Big Data is about huge volumes of highly variable data that requires instant accessibility at high-speed. There are many categories of Big Data: many different data types in many different markets, each with their own applications. Think of high definition videos and images in the media and entertainment industry, genomics data in life sciences, seismic data in the oil and gas industries, data collected to measure or analyze social behavior. There are hundreds, if not thousands of sensor-based applications to track consumption patterns, production efficiency or trends that bring value to organizations that are able to analyze them.
Sensor and analytics data instigated a wave of innovation for what is generally referred to as Big Data Analytics. New technologies and methodologies were developed to ingest, store, process, distribute and archive massive sets of data, generally referred to as semi-structured data and mostly applied in the HPC and Supercomputing spaces. Storage solutions for Big Data Analytics are very much optimized for high Inputs Outputs Per Second (IOPS), with lots and lots of distributed processing power.

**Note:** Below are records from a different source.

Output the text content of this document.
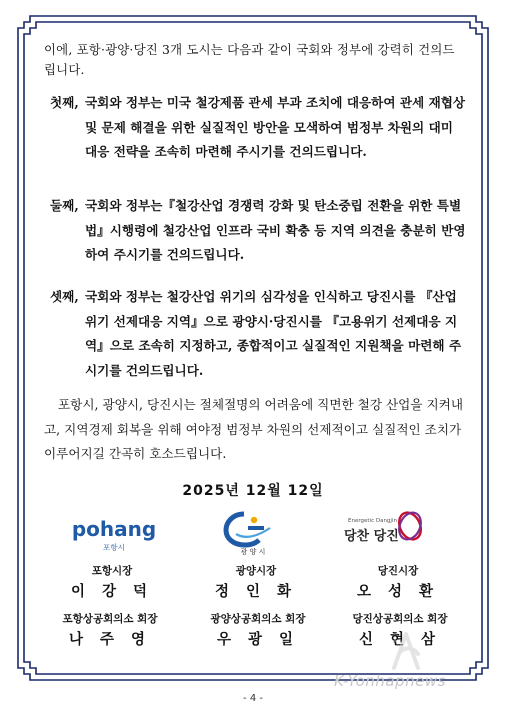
이에, 포항·광양·당진 3개 도시는 다음과 같이 국회와 정부에 강력히 건의드립니다.
첫째, 국회와 정부는 미국 철강제품 관세 부과 조치에 대응하여 관세 재협상 및 문제 해결을 위한 실질적인 방안을 모색하여 범정부 차원의 대미 대응 전략을 조속히 마련해 주시기를 건의드립니다.
둘째, 국회와 정부는『철강산업 경쟁력 강화 및 탄소중립 전환을 위한 특별법』시행령에 철강산업 인프라 국비 확충 등 지역 의견을 충분히 반영하여 주시기를 건의드립니다.
셋째, 국회와 정부는 철강산업 위기의 심각성을 인식하고 당진시를 『산업위기 선제대응 지역』으로 광양시·당진시를 『고용위기 선제대응 지역』으로 조속히 지정하고, 종합적이고 실질적인 지원책을 마련해 주시기를 건의드립니다.
포항시, 광양시, 당진시는 절체절명의 어려움에 직면한 철강 산업을 지켜내고, 지역경제 회복을 위해 여야정 범정부 차원의 선제적이고 실질적인 조치가 이루어지길 간곡히 호소드립니다.
2025년 12월 12일
pohang
포항시	광 양 시
Energetic Dangjin
당찬 당진
포항시장
이 강 덕
광양시장
정 인 화
당진시장
오 성 환
포항상공회의소 회장
나 주 영
광양상공회의소 회장
우 광 일
당진상공회의소 회장
신 현 삼
K-Yonhapnews
- 4 -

But there is a lot more to Big Data than analyzing sensor data or semi structured research data. Most of the data that will be generated over the next decade will be unstructured data like large files: such as office documents, movies, music streams and high-resolution images. Similar to how semi-structured data challenged the traditional relational database and led to new solutions such as Hadoop and MapReduce, those large volumes of unstructured data challenge the scalability of traditional file storage. Most file systems were not designed to hold billions of files and, eventually, file systems became obsolete as applications proved a lot more efficient at organizing, managing, archiving and searching unstructured data.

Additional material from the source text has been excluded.